Friday, March 12, 2004
1. MISSILE DEFENSE: DEPLOYMENT IS ON SCHEDULE, BUT WILL IT WORK?
A GAO report released yesterday points out that the components of the mid-course ground-based system have not been tested in "its deployed configuration." Many problems, such as finding warheads in a field of decoys, multiple interceptor launches, nighttime intercepts, adverse weather, and finding missiles without homing beacons have not been tested at all. Nevertheless, the Missile Defense Agency says it will put a covey of interceptors in Alaska as early as July. The General Accounting Office is the investigative arm of Congress, which is controlled by the Republicans. But yesterday it was Democrats on the Senate Armed Services Committee who focused on the testing issue. The Director of Operational Test and Evaluation in the Pentagon admitted that the system is not even far enough along to use Pentagon computer programs that would indicate whether it would actually work.
2. DEPLOY NOW, TEST LATER: WE CAN’T SIT AROUND UNTIL THINGS WORK.
With the administration requesting $10.2B for missile defense next year, Sen.

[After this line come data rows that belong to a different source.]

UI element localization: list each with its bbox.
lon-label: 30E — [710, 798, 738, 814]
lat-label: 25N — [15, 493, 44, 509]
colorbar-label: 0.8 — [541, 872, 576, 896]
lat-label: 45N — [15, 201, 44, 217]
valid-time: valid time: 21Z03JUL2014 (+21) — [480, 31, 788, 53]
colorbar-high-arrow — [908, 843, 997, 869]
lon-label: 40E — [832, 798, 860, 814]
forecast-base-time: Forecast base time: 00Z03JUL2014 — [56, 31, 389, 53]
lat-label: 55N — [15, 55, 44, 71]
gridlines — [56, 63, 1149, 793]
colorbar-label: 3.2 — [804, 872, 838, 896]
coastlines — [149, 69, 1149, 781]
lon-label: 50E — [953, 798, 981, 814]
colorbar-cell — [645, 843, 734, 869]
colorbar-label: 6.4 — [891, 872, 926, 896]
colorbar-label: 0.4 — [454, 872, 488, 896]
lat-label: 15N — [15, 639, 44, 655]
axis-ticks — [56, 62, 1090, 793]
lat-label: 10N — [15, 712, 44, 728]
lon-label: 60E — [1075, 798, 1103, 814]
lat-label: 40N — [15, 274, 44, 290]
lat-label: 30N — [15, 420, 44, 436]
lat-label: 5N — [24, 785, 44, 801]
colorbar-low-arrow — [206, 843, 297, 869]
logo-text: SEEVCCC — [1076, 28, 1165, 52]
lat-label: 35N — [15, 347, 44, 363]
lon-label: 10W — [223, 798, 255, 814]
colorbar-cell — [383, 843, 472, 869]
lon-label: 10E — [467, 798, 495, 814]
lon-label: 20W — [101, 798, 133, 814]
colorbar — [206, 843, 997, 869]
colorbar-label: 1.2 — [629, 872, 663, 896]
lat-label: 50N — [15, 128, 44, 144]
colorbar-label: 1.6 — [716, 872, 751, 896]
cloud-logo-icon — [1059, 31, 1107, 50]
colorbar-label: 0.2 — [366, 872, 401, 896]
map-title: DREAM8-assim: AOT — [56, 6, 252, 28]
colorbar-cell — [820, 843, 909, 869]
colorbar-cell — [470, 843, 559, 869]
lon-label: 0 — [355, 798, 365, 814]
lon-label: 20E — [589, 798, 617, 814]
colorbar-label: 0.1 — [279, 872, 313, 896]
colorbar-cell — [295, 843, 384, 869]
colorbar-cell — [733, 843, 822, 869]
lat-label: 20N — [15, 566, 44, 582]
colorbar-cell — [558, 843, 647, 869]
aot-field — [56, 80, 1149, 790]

Carl Levin (D-MI) questioned whether deployment would violate a 1983 federal law passed after Ronald Reagan announced his Strategic Defense Initiative. The law requires new weapons systems to be tested under realistic conditions before going into mass production. The Soviets had vast fleets of sophisticated ICBMs armed with hydrogen warheads. SDI never came close to being a credible defense. But what’s the urgency now? The Alaska site could only defend against North Korea, which might be able to set off a nuclear explosion, but would be hard put to build a warhead for an ICBM -- if they had an ICBM -- and they know they’d be toast if they tried to use it. Against this awesome threat we need to spend $100B on an untested defense?
3. HUBBLE REPRIEVE? NASA ADMINISTRATOR SAYS "NOT ON MY WATCH."
There was brief joy among astronomers yesterday when they heard the news that NASA had agreed to have the National Academy of Sciences consider the decision to cancel another Hubble repair mission on safety grounds. But later in the day, Sean O’Keefe, the NASA Administrator, punched a hole in their canoe. He made it clear that while he was willing to have experts look at the decision, there was nothing they could say that would change his mind. I called Ann Thropojinic, a veteran astronaut at NASA Headquarters, to help me understand this. "You scientists just don’t get it, do you?" she sighed. "People don’t care what’s going on 13 billion light years away. They want to know how you eat spaghetti in zero gravity. You should have thought about that before you let Hubble go up without a permanent crew."